Associate Professor, Department of Philosophy, Faculty of Literature and Foreign Languages, University of Tabriz, Iran

10.22080/jre.2024.28103.1227

Abstract

The present essay studies the natural philosophy of Plato in Republic from the perspective of the Form of the Good. The question is this: why and how in Republic the Form of the Good proposed as the greatest god or the first principle? Some subjects in this dialogue are related with natural philosophy; for example, essential-rational goodness of the virtues, critique of the mythology, psychology, eschatology and the Form of the Good. It is worth to mention that Plato is studying some of these subjects in the previous dialogues and others in Republic. In order to examine the mentioned question in the realm of Republic, I am studying some of those subjects that immediately concern with the subject matter.

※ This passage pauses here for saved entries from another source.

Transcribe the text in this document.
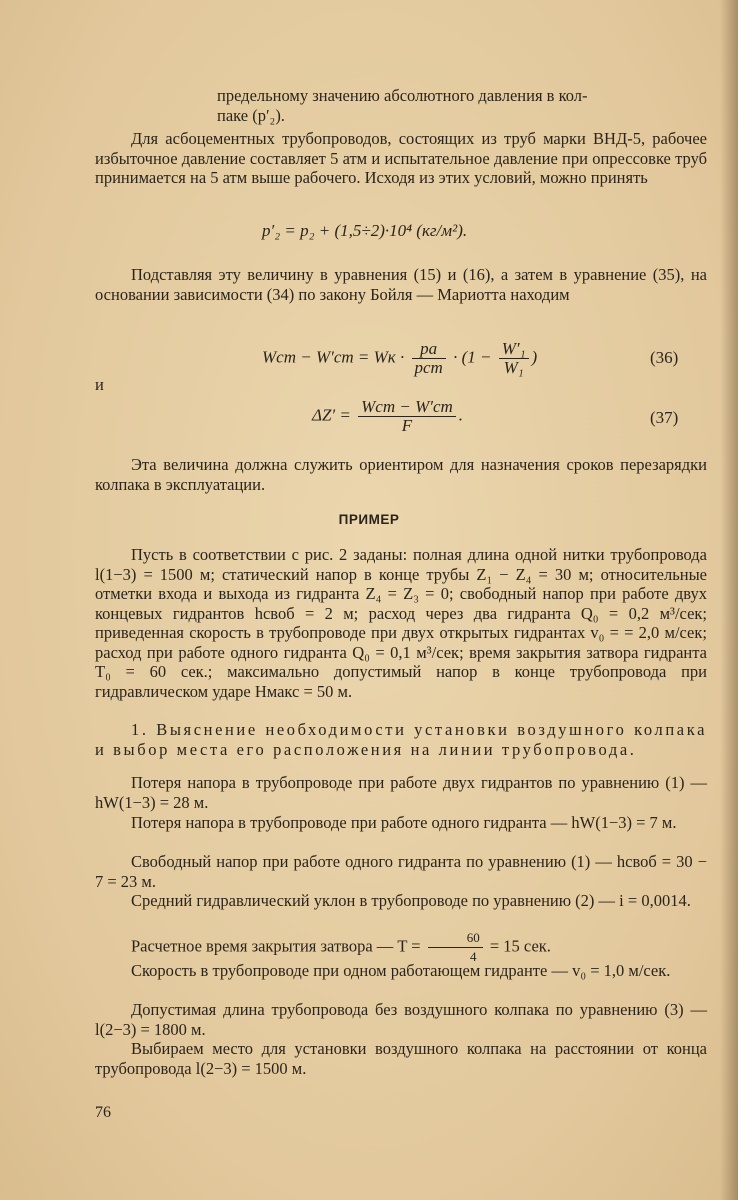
предельному значению абсолютного давления в кол-

паке (p′₂).

Для асбоцементных трубопроводов, состоящих из труб марки ВНД-5, рабочее избыточное давление составляет 5 атм и испытательное давление при опрессовке труб принимается на 5 атм выше рабочего. Исходя из этих условий, можно принять

p′₂ = p₂ + (1,5÷2)·10⁴ (кг/м²).

Подставляя эту величину в уравнения (15) и (16), а затем в уравнение (35), на основании зависимости (34) по закону Бойля — Мариотта находим

Wст − W′ст = Wк · $\frac{pа}{\text{pст}} \cdot (1 - \frac{\text{W′₁}}{\text{W₁}}$ )	(36)
и
$\Delta Z' = \frac{\text{Wст − W′ст}}{F}$ .	(37)

Эта величина должна служить ориентиром для назначения сроков перезарядки колпака в эксплуатации.

ПРИМЕР

Пусть в соответствии с рис. 2 заданы: полная длина одной нитки трубопровода l(1−3) = 1500 м; статический напор в конце трубы Z₁ − Z₄ = 30 м; относительные отметки входа и выхода из гидранта Z₄ = Z₃ = 0; свободный напор при работе двух концевых гидрантов hсвоб = 2 м; расход через два гидранта Q₀ = 0,2 м³/сек; приведенная скорость в трубопроводе при двух открытых гидрантах v₀ = = 2,0 м/сек; расход при работе одного гидранта Q₀ = 0,1 м³/сек; время закрытия затвора гидранта T₀ = 60 сек.; максимально допустимый напор в конце трубопровода при гидравлическом ударе Hмакс = 50 м.

1. Выяснение необходимости установки воздушного колпака и выбор места его расположения на линии трубопровода.

Потеря напора в трубопроводе при работе двух гидрантов по уравнению (1) — hW(1−3) = 28 м.

Потеря напора в трубопроводе при работе одного гидранта — hW(1−3) = 7 м.

Свободный напор при работе одного гидранта по уравнению (1) — hсвоб = 30 − 7 = 23 м.

Средний гидравлический уклон в трубопроводе по уравнению (2) — i = 0,0014.

Расчетное время закрытия затвора — $T = \frac{60}{4} = 15$ сек.

Скорость в трубопроводе при одном работающем гидранте — v₀ = 1,0 м/сек.

Допустимая длина трубопровода без воздушного колпака по уравнению (3) — l(2−3) = 1800 м.

Выбираем место для установки воздушного колпака на расстоянии от конца трубопровода l(2−3) = 1500 м.

76
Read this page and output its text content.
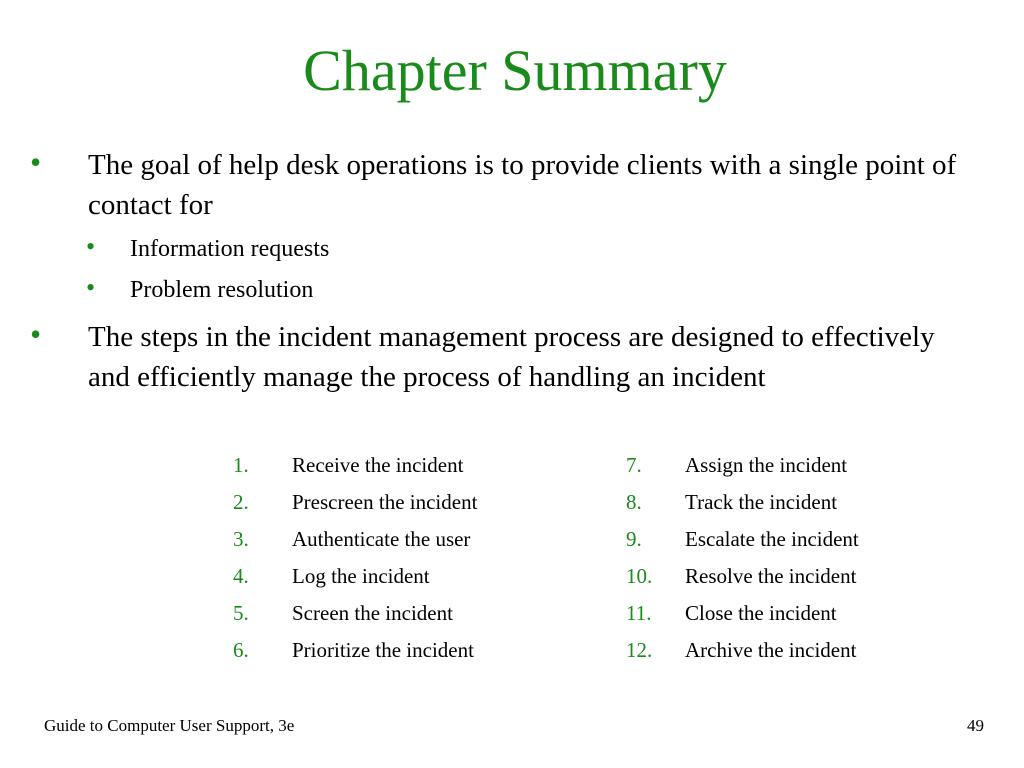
Chapter Summary
• The goal of help desk operations is to provide clients with a single point of contact for
• Information requests
• Problem resolution
• The steps in the incident management process are designed to effectively and efficiently manage the process of handling an incident
1. Receive the incident
2. Prescreen the incident
3. Authenticate the user
4. Log the incident
5. Screen the incident
6. Prioritize the incident
7. Assign the incident
8. Track the incident
9. Escalate the incident
10. Resolve the incident
11. Close the incident
12. Archive the incident
Guide to Computer User Support, 3e	49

At this dialogue Plato through accepting the ethical virtues as essential goodness and their being reasonable, goes on to the critique of the mythological theology; then Plato founds three laws of the theology and eschatology for his utopia. Finally, he proposes the Form of the Good as the greatest god. The Form of the Good is not a hypothesis but a reasoned principle. A part of the present essay tries to recovery and report a reasoning for this principle. In Republic we encounter an implicit reasoning that proceeds from the gradations of perfections to the most perfect or absolute perfection.